The simulation runs two copies of the same row, top and bottom. The top strip is “reality” — the actual weather, evolving by the rule. The bottom strip is “forecast” — an identical model started from initial conditions that differ from reality by 0.001 in a single cell. Between them is a difference strip, which lights up wherever the two have diverged. Initially the strips look identical and the difference strip is dark. After enough time, they have nothing to do with each other, and the difference strip is a glowing band.
Things to try:
Hit Reset and just watch. The two strips look identical and the difference strip is dark. Both strips show colored bands writhing slowly across the row in lockstep. This is the first part of Lorenz’s afternoon, before he came back from coffee.
Wait. Within a few seconds of simulated time, the difference strip will start to show a faint glow, somewhere near where the original perturbation was placed. The glow grows. It spreads to neighboring cells. After a minute or so the difference strip is a bright band and the two weather strips look like different planets. This is the moment Lorenz noticed the second printout.

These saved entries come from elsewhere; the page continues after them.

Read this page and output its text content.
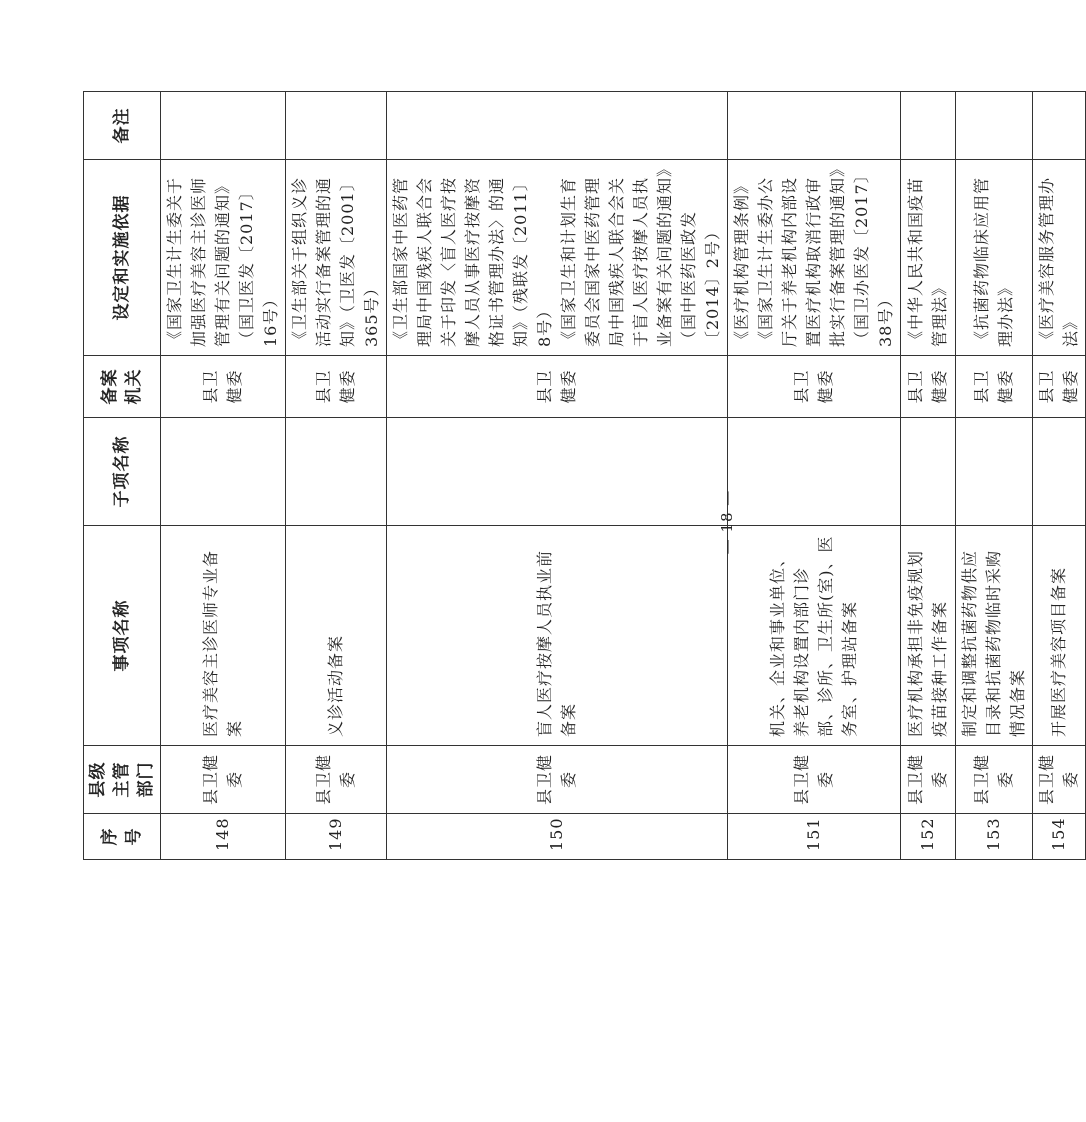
序号	县级主管部门	事项名称	子项名称	备案机关	设定和实施依据	备注
148	县卫健委	医疗美容主诊医师专业备案		县卫健委	《国家卫生计生委关于加强医疗美容主诊医师管理有关问题的通知》（国卫医发〔2017〕16号）	

149	县卫健委	义诊活动备案		县卫健委	《卫生部关于组织义诊活动实行备案管理的通知》（卫医发〔2001〕365号）	

150	县卫健委	盲人医疗按摩人员执业前备案		县卫健委	《卫生部国家中医药管理局中国残疾人联合会关于印发〈盲人医疗按摩人员从事医疗按摩资格证书管理办法〉的通知》（残联发〔2011〕8号） 《国家卫生和计划生育委员会国家中医药管理局中国残疾人联合会关于盲人医疗按摩人员执业备案有关问题的通知》（国中医药医政发〔2014〕2号）	

151	县卫健委	机关、企业和事业单位、养老机构设置内部门诊部、诊所、卫生所(室)、医务室、护理站备案		县卫健委	《医疗机构管理条例》 《国家卫生计生委办公厅关于养老机构内部设置医疗机构取消行政审批实行备案管理的通知》（国卫办医发〔2017〕38号）	

152	县卫健委	医疗机构承担非免疫规划疫苗接种工作备案		县卫健委	《中华人民共和国疫苗管理法》	

153	县卫健委	制定和调整抗菌药物供应目录和抗菌药物临时采购情况备案		县卫健委	《抗菌药物临床应用管理办法》	

154	县卫健委	开展医疗美容项目备案		县卫健委	《医疗美容服务管理办法》	

— 18 —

Hit Reset and immediately click somewhere on either strip. You’ve added a butterfly to the forecast. Watch the spot you clicked light up briefly in the difference strip, then smear into a region, then become indistinguishable from the rest of the divergence. The flap is visible at first and unrecoverable later. Same trick Lorenz spotted, demonstrated in seconds instead of days.
Slow the speed slider to 1× and watch the strips evolve in slow motion. Each time you see a band of red move across the row, you are watching local “convection” — the equation’s analog of warm air rising. It is not random. It is coupled to the bands beside it in a specific way. This is the structure inside chaos.

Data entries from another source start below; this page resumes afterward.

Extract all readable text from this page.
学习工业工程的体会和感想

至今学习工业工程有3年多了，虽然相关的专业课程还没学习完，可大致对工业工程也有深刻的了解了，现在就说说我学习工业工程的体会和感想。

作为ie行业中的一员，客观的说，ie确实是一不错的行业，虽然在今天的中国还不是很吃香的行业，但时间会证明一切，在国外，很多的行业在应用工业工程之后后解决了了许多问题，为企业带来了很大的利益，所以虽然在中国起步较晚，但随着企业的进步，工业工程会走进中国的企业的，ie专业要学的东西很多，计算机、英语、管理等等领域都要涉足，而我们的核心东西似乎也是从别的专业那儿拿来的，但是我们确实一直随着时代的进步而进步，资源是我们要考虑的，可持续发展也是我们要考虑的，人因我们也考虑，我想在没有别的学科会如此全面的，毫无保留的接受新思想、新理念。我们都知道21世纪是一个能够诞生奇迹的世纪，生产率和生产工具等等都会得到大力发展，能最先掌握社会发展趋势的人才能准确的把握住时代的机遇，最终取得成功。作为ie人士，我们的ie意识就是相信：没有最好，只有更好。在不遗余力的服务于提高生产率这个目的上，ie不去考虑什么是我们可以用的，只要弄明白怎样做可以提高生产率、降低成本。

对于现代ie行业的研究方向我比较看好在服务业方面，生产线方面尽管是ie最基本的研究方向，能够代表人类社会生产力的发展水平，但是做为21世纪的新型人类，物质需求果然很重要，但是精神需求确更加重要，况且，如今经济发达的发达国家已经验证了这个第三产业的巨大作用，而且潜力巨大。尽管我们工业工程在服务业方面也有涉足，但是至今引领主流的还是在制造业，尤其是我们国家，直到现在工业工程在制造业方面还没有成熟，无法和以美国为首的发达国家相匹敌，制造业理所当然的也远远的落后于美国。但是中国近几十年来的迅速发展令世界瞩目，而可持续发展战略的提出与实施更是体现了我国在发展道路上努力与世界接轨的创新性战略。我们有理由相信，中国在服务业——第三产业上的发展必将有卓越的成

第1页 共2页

Crank the speed slider up and watch the “mean diff” number. It starts near zero, holds there for a while, then climbs — slowly at first, then faster — and finally levels off around 5 to 8. The plateau is the attractor. The two strips have become statistically independent and the difference cannot grow any larger than that. The chaos has rooms it doesn’t leave.

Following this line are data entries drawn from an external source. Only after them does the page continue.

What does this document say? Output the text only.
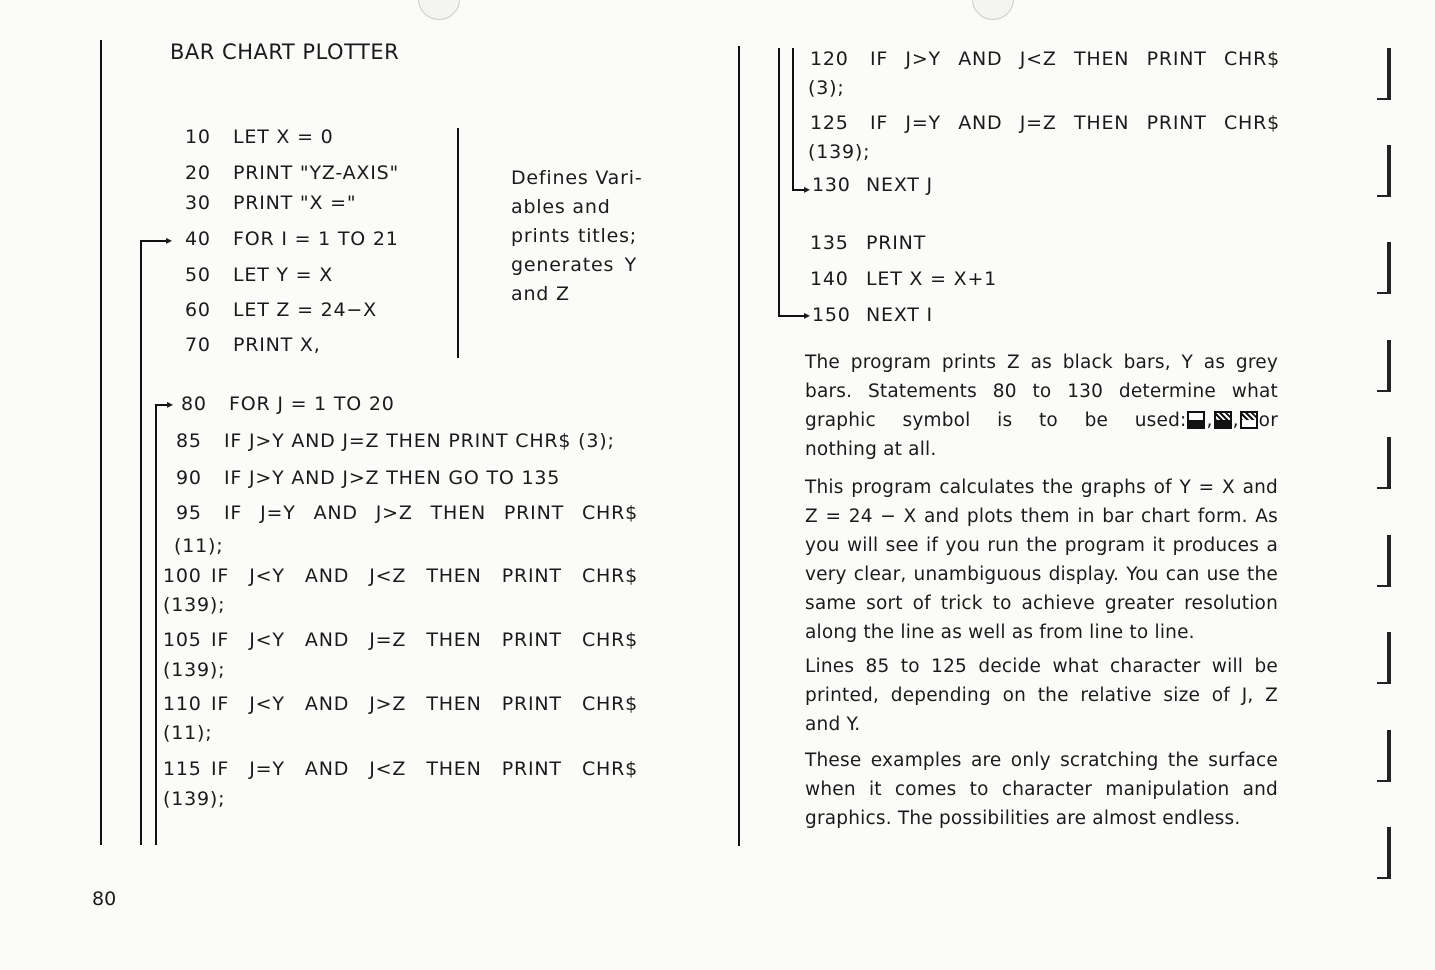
BAR CHART PLOTTER
▸
▸
10 LET X = 0
20 PRINT "YZ-AXIS"
30 PRINT "X ="
40 FOR I = 1 TO 21
50 LET Y = X
60 LET Z = 24−X
70 PRINT X,
80 FOR J = 1 TO 20
85 IF J>Y AND J=Z THEN PRINT CHR$ (3);
90 IF J>Y AND J>Z THEN GO TO 135
95 IF J=Y AND J>Z THEN PRINT CHR$
(11);
100 IF J<Y AND J<Z THEN PRINT CHR$
(139);
105 IF J<Y AND J=Z THEN PRINT CHR$
(139);
110 IF J<Y AND J>Z THEN PRINT CHR$
(11);
115 IF J=Y AND J<Z THEN PRINT CHR$
(139);
Defines Vari-
ables and
prints titles;
generates Y
and Z
80
▸
▸
120 IF J>Y AND J<Z THEN PRINT CHR$
(3);
125 IF J=Y AND J=Z THEN PRINT CHR$
(139);
130 NEXT J
135 PRINT
140 LET X = X+1
150 NEXT I
The program prints Z as black bars, Y as grey
bars. Statements 80 to 130 determine what
graphic symbol is to be used: , , or
nothing at all.
This program calculates the graphs of Y = X and
Z = 24 − X and plots them in bar chart form. As
you will see if you run the program it produces a
very clear, unambiguous display. You can use the
same sort of trick to achieve greater resolution
along the line as well as from line to line.
Lines 85 to 125 decide what character will be
printed, depending on the relative size of J, Z
and Y.
These examples are only scratching the surface
when it comes to character manipulation and
graphics. The possibilities are almost endless.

The rule is a few lines. The starting conditions were the same to within a thousandth. Nothing was added to either strip. Nothing was random. And after a few minutes of clock time, the two strips have nothing to do with each other. This is what determinism actually looks like when you let it run on the kind of equation that runs the world.
It is also why long-range weather forecasts fail, why the heart’s beats vary breath to breath, why two identical cars driven the same way down the same highway by twins do not arrive in the same lane, why nobody alive has ever predicted the next big swing of an economy, and why your plans for next year, examined closely, turn out to be plans for some neighboring year that did not arrive. It is also why those plans were not wasted. Chaos has structure. The seasons come. Spring comes. The universe writes weather every day without writing any particular weather, and much of what looks designed in the world was made by processes built out of exactly this kind of mathematics. Predictable in the rooms they live in. Unpredictable in any specific corner of any specific room.